The team found itself facing temperatures ranging down to 10 degrees below zero, with no electric heaters to be found. Keith Flatley, a 2009 MBA candidate, writes on Jan. 7 about the experience:
The country is a bit strange. When you see Sarajevo and the rest of Bosnia from a distance it looks beautiful. Once you get closer, you start to see the scars of the war. Buildings are still covered with bullet holes and marks from shrapnel. They filled in craters from artillery with red cement as a reminder of the war. They call them Sarajevo Roses. The people are just the opposite. From afar they look depressed and withdrawn. Once we meet them and talk to them, they are wonderful. The moment they find out we are Americans they light up and tell us how happy they are that we are here. The rebuilding effort is taking a while longer than it should. The people want to pull themselves out of this, but they continuously get blocked by the politics of the nation, the black and grey markets, and the lack of access to quality opportunities. This country is beautiful, the forests are pristine; there is rafting and Olympic-caliber skiing. The rest of world just doesn’t know about all of it yet.

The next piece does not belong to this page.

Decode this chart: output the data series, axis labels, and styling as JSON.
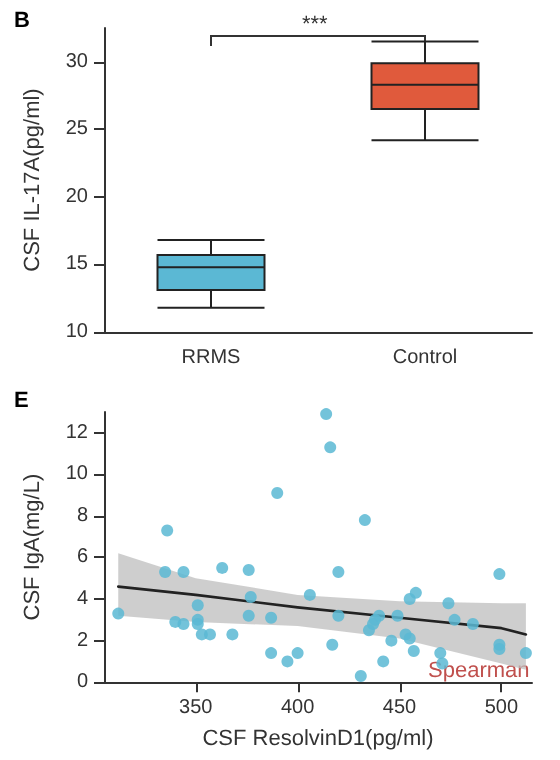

Here’s the deal with the heating situation. I was on my way back from Srebrenica after reviewing a Catholic Relief Services project and visiting a memorial to the Srebrenica Massacre, where in 1995 during the Bosnian War, 8,372 men and boys were brought out to the woods and shot. They were then hidden in mass graves in the forest. Pretty horrific stuff. We heard over the radio about the gas shut off on the way back to Sarajevo. I was in the car with our professor, Viva Bartkus, and two representatives of CRS. I mean, really, what did the people here do to deserve all this? The mood in the car actually picked up when we got the news. There is nothing we could do except live with it. We can’t feel bad for ourselves; we get to fly home on Sunday. Everyone else here has to stay and freeze. Their passports can’t get them out of the Balkans. The worst part is that it was the Orthodox Christmas Eve.
We are staying in an apartment that used to be heated from the natural gas. Last night, it was about 10 below, so the place was freezing cold without the gas for heat. All we can really do is get up with the sun and get moving. People can’t go into the woods surrounding the city for firewood since the woods are filled with landmines. There are lines forming at stores selling electric heaters. The price of an electric heater on Monday was under $100 U.S.; it is now over $200. The heaters sell out within minutes of the stores opening. We were told the gas will be turned back on tonight. That didn’t happen. The people we talk to think that it is just the Russians and Ukrainians flexing their muscle to the rest of Europe.
I think the strangest thing is how calm everyone is. Outside, it looks like any normal day. The people here are so used to getting the short end of the stick that they just put their heads down and drive on. If this happened in Chicago or New York, people would be rioting.
“Business on the Frontlines” is a new MBA course offered by the Mendoza College of Business at the University of Notre Dame. Taught by Viva O. Bartkus, an associate professor of Management, the course examines the role of business in rebuilding war-torn societies and how the economic engine is re-started post-conflict. The course runs from October 2008 to March 2009 and consists of a two parts: a classroom segment where students study developmental economies and topics related to peace-through-commerce efforts; and a field visit from Jan. 2-11 to explore in detail the activities and impact of local and international business in post-war reconstruction societies.
For this inaugural field visit, Notre Dame sent teams to Sarajevo in Bosnia-Herzegovina and Beirut, Lebanon. Students traveling to Sarajevo include: Keith Flatley, George Cleveland, Ilija Filipov, Derrick Harmon, Tim Rentenbach and Mike Colucci. The Beirut team includes: Matt Whebbe, Margot Woolley, Drew Hill, Michael Powers, Griffin Collins, Chris Wittman and Bo Han. Student Dan Sweet is acting as a “home base” coordinator.